White Noise Test: detecting autocorrelation and nonstationarities in long time series after ARIMA modeling
Abstract¶
Time series analysis has been a dominant technique for assessing relations within datasets collected over time and is becoming increasingly prevalent in the scientific community; for example, assessing brain networks by calculating pairwise correlations of time series generated from different areas of the brain. The assessment of these relations relies, in turn, on the proper calculation of interactions between time series, which is achieved by rendering each individual series stationary and nonautocorrelated (i.e., white noise, or to “prewhiten” the series). This ensures that the relations computed subsequently are due to the interactions between the series and do not reflect internal dependencies of the series themselves.

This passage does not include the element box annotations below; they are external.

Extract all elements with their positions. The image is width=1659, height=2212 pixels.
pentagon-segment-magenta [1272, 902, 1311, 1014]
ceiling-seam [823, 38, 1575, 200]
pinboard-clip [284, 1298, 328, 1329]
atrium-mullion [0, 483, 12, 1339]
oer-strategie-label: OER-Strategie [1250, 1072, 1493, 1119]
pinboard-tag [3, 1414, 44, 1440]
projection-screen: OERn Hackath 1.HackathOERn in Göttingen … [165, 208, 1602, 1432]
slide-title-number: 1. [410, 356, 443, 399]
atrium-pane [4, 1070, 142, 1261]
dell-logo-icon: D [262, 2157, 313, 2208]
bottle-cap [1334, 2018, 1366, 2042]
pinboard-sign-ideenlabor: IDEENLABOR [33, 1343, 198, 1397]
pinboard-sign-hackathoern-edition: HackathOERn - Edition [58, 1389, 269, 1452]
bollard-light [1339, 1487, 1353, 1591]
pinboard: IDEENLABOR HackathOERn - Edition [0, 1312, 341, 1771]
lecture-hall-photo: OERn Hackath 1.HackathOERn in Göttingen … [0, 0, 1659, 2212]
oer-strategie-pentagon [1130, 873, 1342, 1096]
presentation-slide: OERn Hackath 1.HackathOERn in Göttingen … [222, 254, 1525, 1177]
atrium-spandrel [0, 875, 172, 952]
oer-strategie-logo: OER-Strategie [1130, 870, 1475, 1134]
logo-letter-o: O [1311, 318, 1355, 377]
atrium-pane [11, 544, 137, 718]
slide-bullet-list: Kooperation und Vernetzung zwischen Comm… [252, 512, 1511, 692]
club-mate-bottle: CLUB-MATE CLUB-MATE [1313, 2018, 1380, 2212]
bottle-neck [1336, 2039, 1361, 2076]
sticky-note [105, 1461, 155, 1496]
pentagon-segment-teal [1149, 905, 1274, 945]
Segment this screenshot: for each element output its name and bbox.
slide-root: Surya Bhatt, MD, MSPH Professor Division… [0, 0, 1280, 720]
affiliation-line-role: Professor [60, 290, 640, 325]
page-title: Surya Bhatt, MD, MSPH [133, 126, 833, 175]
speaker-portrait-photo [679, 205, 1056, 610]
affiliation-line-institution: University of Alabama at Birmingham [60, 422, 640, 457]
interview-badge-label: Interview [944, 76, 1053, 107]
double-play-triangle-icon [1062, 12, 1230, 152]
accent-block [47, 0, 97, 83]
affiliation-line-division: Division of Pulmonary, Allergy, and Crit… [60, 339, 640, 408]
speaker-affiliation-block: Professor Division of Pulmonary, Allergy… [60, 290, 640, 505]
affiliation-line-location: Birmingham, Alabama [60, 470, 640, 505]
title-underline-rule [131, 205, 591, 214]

An established method for prewhitening time series is to apply an Autoregressive (AR, p) Integrative (I, d) Moving Average (MA, q) model (ARIMA) and retain the residuals. To diagnostically check whether the model orders (p, d, q) are sufficient, both visualization and statistical tests (e.g., Ljung-Box test) of the residuals are performed. However, these tests are not robust for high-order models in long time series. Additionally, as dataset size increases (i.e., number of time series to model) it is not feasible to visually inspect each series independently. As a result, there is a need for robust alternatives to diagnostic evaluations of ARIMA modeling. Here, we demonstrate how to perform ARIMA modeling of long time series using Statsmodels, a library for statistical analysis in Python. Then, we present a comprehensive procedure (White Noise Test) to detect autocorrelation and nonstationarities in prewhitened time series, thereby establishing that the series does not differ significantly from white noise. This test was validated using time series collected from magnetoencephalography recordings. Overall, our White Noise Test provides a robust alternative to diagnostic checks of ARIMA modeling for long time series.